# Polynomials: gaining irreducibility by adding a constant

EDITED:

Let $f\in\mathbb{Q}[X]$. I'm interested in the factoring properties of the family $F:=\{f+c\}_{c\in\mathbb{Q}}$ of rational polynomials that differ from $f$ only by a constant. Specifically:

1) I think there must be at least one irreducible polynomial in $F$. How can we prove it?

2) If $f$ is reducible, can we effectively determine an specific $c$ such that $f+c$ is irreducible?

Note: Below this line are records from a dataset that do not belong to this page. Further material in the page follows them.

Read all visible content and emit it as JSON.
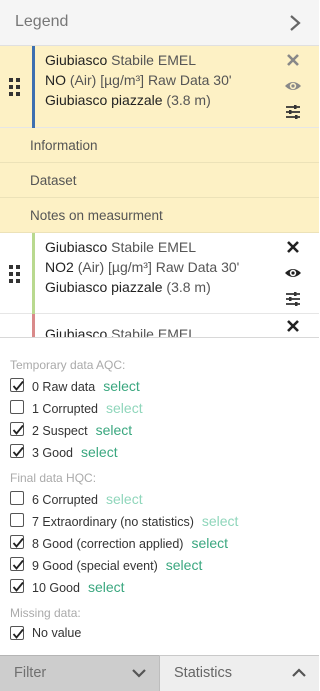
{
  "legend": {
    "title": "Legend"
  },
  "layers": [
    {
      "station_bold": "Giubiasco",
      "station_rest": "Stabile EMEL",
      "param_bold": "NO",
      "param_rest": "(Air) [µg/m³] Raw Data 30'",
      "site_bold": "Giubiasco piazzale",
      "site_rest": "(3.8 m)",
      "color": "#3d6fb0",
      "active": true,
      "subitems": [
        "Information",
        "Dataset",
        "Notes on measurment"
      ]
    },
    {
      "station_bold": "Giubiasco",
      "station_rest": "Stabile EMEL",
      "param_bold": "NO2",
      "param_rest": "(Air) [µg/m³] Raw Data 30'",
      "site_bold": "Giubiasco piazzale",
      "site_rest": "(3.8 m)",
      "color": "#b9d98f"
    },
    {
      "station_bold": "Giubiasco",
      "station_rest": "Stabile EMEL",
      "color": "#d98a8a"
    }
  ],
  "filters": {
    "temporary_title": "Temporary data AQC:",
    "temporary": [
      {
        "label": "0 Raw data",
        "checked": true,
        "select": "select",
        "enabled": true
      },
      {
        "label": "1 Corrupted",
        "checked": false,
        "select": "select",
        "enabled": false
      },
      {
        "label": "2 Suspect",
        "checked": true,
        "select": "select",
        "enabled": true
      },
      {
        "label": "3 Good",
        "checked": true,
        "select": "select",
        "enabled": true
      }
    ],
    "final_title": "Final data HQC:",
    "final": [
      {
        "label": "6 Corrupted",
        "checked": false,
        "select": "select",
        "enabled": false
      },
      {
        "label": "7 Extraordinary (no statistics)",
        "checked": false,
        "select": "select",
        "enabled": false
      },
      {
        "label": "8 Good (correction applied)",
        "checked": true,
        "select": "select",
        "enabled": true
      },
      {
        "label": "9 Good (special event)",
        "checked": true,
        "select": "select",
        "enabled": true
      },
      {
        "label": "10 Good",
        "checked": true,
        "select": "select",
        "enabled": true
      }
    ],
    "missing_title": "Missing data:",
    "missing": [
      {
        "label": "No value",
        "checked": true
      }
    ]
  },
  "bottom_tabs": {
    "filter": "Filter",
    "statistics": "Statistics"
  }
}
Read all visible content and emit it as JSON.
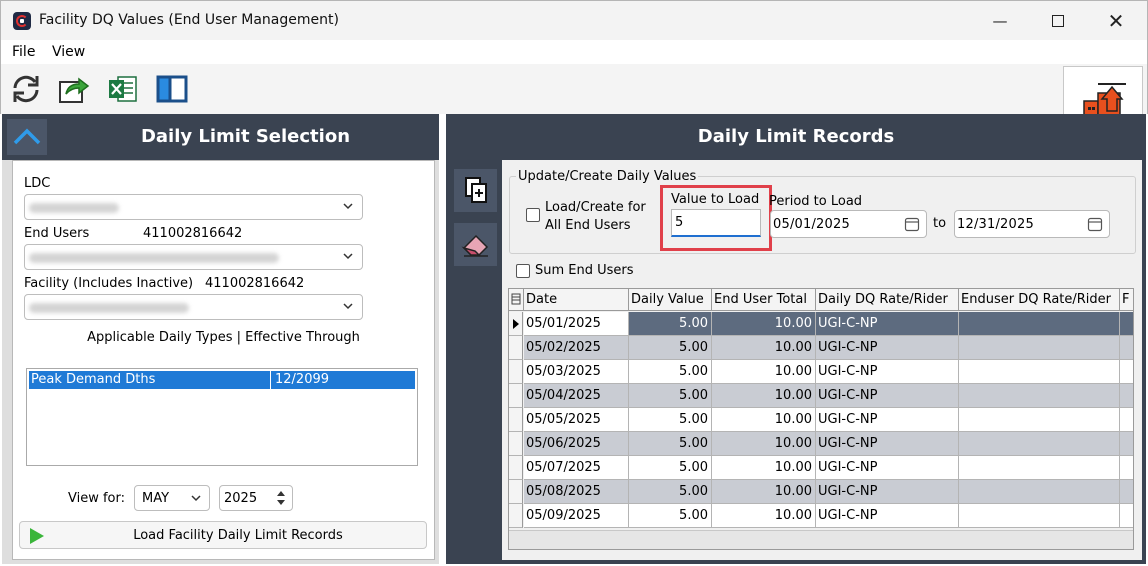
{
  "window": {
    "title": "Facility DQ Values (End User Management)",
    "minimize": "—",
    "close": "✕"
  },
  "menu": {
    "file": "File",
    "view": "View"
  },
  "toolbar": {
    "icons": [
      "refresh-icon",
      "export-icon",
      "excel-icon",
      "layout-icon"
    ]
  },
  "left": {
    "title": "Daily Limit Selection",
    "ldc_label": "LDC",
    "end_users_label": "End Users",
    "end_users_id": "411002816642",
    "facility_label": "Facility (Includes Inactive)",
    "facility_id": "411002816642",
    "types_header": "Applicable Daily Types | Effective Through",
    "types": [
      {
        "type": "Peak Demand Dths",
        "through": "12/2099"
      }
    ],
    "view_for_label": "View for:",
    "month": "MAY",
    "year": "2025",
    "load_button": "Load Facility Daily Limit Records"
  },
  "right": {
    "title": "Daily Limit Records",
    "group_title": "Update/Create Daily Values",
    "load_all_label_1": "Load/Create for",
    "load_all_label_2": "All End Users",
    "value_label": "Value to Load",
    "value": "5",
    "period_label": "Period to Load",
    "period_from": "05/01/2025",
    "to_label": "to",
    "period_to": "12/31/2025",
    "sum_label": "Sum End Users"
  },
  "grid": {
    "columns": [
      "Date",
      "Daily Value",
      "End User Total",
      "Daily DQ Rate/Rider",
      "Enduser DQ Rate/Rider",
      "F"
    ],
    "rows": [
      {
        "date": "05/01/2025",
        "daily": "5.00",
        "total": "10.00",
        "rate": "UGI-C-NP",
        "enduser": ""
      },
      {
        "date": "05/02/2025",
        "daily": "5.00",
        "total": "10.00",
        "rate": "UGI-C-NP",
        "enduser": ""
      },
      {
        "date": "05/03/2025",
        "daily": "5.00",
        "total": "10.00",
        "rate": "UGI-C-NP",
        "enduser": ""
      },
      {
        "date": "05/04/2025",
        "daily": "5.00",
        "total": "10.00",
        "rate": "UGI-C-NP",
        "enduser": ""
      },
      {
        "date": "05/05/2025",
        "daily": "5.00",
        "total": "10.00",
        "rate": "UGI-C-NP",
        "enduser": ""
      },
      {
        "date": "05/06/2025",
        "daily": "5.00",
        "total": "10.00",
        "rate": "UGI-C-NP",
        "enduser": ""
      },
      {
        "date": "05/07/2025",
        "daily": "5.00",
        "total": "10.00",
        "rate": "UGI-C-NP",
        "enduser": ""
      },
      {
        "date": "05/08/2025",
        "daily": "5.00",
        "total": "10.00",
        "rate": "UGI-C-NP",
        "enduser": ""
      },
      {
        "date": "05/09/2025",
        "daily": "5.00",
        "total": "10.00",
        "rate": "UGI-C-NP",
        "enduser": ""
      }
    ]
  },
  "colors": {
    "panel_header": "#3a4351",
    "accent": "#1f7ad6",
    "selected_cell": "#5d6b7f",
    "alt_row": "#c9ccd3",
    "highlight": "#e0404a"
  }
}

3) How are the asymptotic growth and the density of those $c$ such that $f+c$ is irreducible? Are there at least an infinite number of them? How does this depend on the coefficients of the polynomial?

E.g, if $f(X):=X^2$ then any $c>0$ makes $f(X)+c$ irreducible, but it looks like $X^3+3X$ can be made reducible by infinite (ever sparser) values of $c$.

4) If $f\in\mathbb{Z}[X]$, can something be said about the residue distribution of the $c\in\mathbb{Z}$ modulo any prime?

5) How do the results generalize to other fields? What happens with degree 2 polynomials in real closed fields? What happens exactly in fields of characteristic $p$?

I have received important information from Michael Filaseta, with which we can answer:

1,2) Pick a prime $p$ big enough, put $c=p-f(0)$ and consider the polynomial $F(X)=f(X)+c$, which has $F(0)=p$. Specifically, if $f(X)=a_nX^n+\ldots+a_0$, by picking $p>|a_n|+\ldots+|a_1|$ we can guarantee that $F(X)$ has all its roots out of the unit circle, due to an iterative application of the reverse triangle inequality: $$|F(z)|\geq p-|a_1||z|-\ldots-|a_n||z^n|\geq p-(|a_1|+\ldots+|a_n|)>0,$$ where we have used that $|z|\leq1$.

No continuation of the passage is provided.